Birthdays are all about celebrating the birth of those we love and respect. That is why we take the time out to invite friends over, plan parties, bake birthday cakes, and sing loudly to the guest of honor.
It is certainly no different with a military birthday. We celebrate each branch and it’s birthday because we are proud of our military members and what they represent. Below is a quick guide to each of our military branches birthday and a brief history of its birth.
June 14, 1775
The U.S. Army was founded on 14 June 1775, when the Continental Congress authorized enlistment of riflemen to serve the United Colonies,” for one year.
November 10, 1775
The Marine Corps was founded to serve as an infantry unit aboard naval vessels and was responsible for the security of the ship and its crew by conducting offensive and defensive combat during boarding actions and defending the ship’s officers from mutiny
September 18, 1947
Known as the most recent branch of the U.S. military to be formed, the Air Force is also the largest and most technologically advanced air force in the world.

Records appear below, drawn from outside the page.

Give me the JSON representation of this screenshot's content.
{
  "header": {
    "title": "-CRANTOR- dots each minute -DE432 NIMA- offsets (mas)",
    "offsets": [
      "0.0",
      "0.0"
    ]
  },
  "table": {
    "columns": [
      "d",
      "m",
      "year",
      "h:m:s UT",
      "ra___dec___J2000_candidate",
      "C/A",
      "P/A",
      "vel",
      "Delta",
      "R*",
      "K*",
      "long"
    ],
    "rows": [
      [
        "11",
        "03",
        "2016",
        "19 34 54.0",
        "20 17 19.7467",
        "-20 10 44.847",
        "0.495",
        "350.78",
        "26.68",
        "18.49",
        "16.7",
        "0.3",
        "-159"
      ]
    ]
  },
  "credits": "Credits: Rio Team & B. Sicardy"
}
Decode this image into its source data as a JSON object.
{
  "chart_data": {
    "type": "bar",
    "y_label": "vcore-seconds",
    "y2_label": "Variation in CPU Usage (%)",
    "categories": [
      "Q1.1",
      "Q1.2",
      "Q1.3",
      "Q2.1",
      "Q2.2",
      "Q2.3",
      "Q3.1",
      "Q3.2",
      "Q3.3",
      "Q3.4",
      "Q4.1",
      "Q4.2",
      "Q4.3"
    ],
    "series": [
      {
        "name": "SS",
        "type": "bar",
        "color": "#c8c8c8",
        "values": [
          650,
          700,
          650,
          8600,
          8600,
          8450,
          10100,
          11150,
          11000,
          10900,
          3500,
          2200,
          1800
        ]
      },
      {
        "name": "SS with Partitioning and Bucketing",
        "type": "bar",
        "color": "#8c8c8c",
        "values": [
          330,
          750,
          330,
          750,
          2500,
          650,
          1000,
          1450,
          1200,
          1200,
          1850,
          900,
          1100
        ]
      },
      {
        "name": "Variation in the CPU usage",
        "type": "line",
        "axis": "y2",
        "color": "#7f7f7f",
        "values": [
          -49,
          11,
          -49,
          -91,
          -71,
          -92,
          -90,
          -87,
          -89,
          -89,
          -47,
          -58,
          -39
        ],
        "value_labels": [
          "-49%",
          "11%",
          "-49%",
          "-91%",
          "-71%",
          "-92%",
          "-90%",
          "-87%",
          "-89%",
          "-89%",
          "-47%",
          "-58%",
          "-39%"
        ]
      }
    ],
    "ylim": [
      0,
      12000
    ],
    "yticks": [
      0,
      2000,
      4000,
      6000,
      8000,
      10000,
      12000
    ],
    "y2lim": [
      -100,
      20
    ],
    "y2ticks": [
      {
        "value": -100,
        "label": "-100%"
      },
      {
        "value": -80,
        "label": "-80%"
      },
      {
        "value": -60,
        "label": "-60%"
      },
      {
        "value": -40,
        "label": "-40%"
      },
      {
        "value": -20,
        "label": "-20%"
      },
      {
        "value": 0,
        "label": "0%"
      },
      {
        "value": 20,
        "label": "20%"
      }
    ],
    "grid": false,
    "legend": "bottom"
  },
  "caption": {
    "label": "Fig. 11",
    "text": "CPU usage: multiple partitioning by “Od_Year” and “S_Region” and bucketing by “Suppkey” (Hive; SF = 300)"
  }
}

Initially part of the United States Army, the USAF was formed as a separate branch of the military on 18 September 1947 under the National Security Act of 1947.
October 13, 1775
The United States Navy traces its origins to the Continental Navy, which the Continental Congress established on 13 October 1775. Since 1972 each CNO has encouraged a Navy-wide celebration of this occasion “to enhance a greater appreciation of our Navy heritage, and to provide a positive influence toward pride and professionalism in the naval service.”
December 13, 1636
The National Guard of the United States is a joint activity of the United States Department of Defense composed of reserve components of the United States Army and the United States Air Force: the Army National Guard of the United States for the Army and the Air National Guard of the United States for the Air Force. It is the oldest component of the Armed Forces of the United States.
August 4, 1790
The Coast Guard’s official history began on 4 August 1790 when President George Washington signed the Tariff Act that authorized the construction of ten vessels, referred to as “cutters,” to enforce federal tariff and trade laws and to prevent smuggling.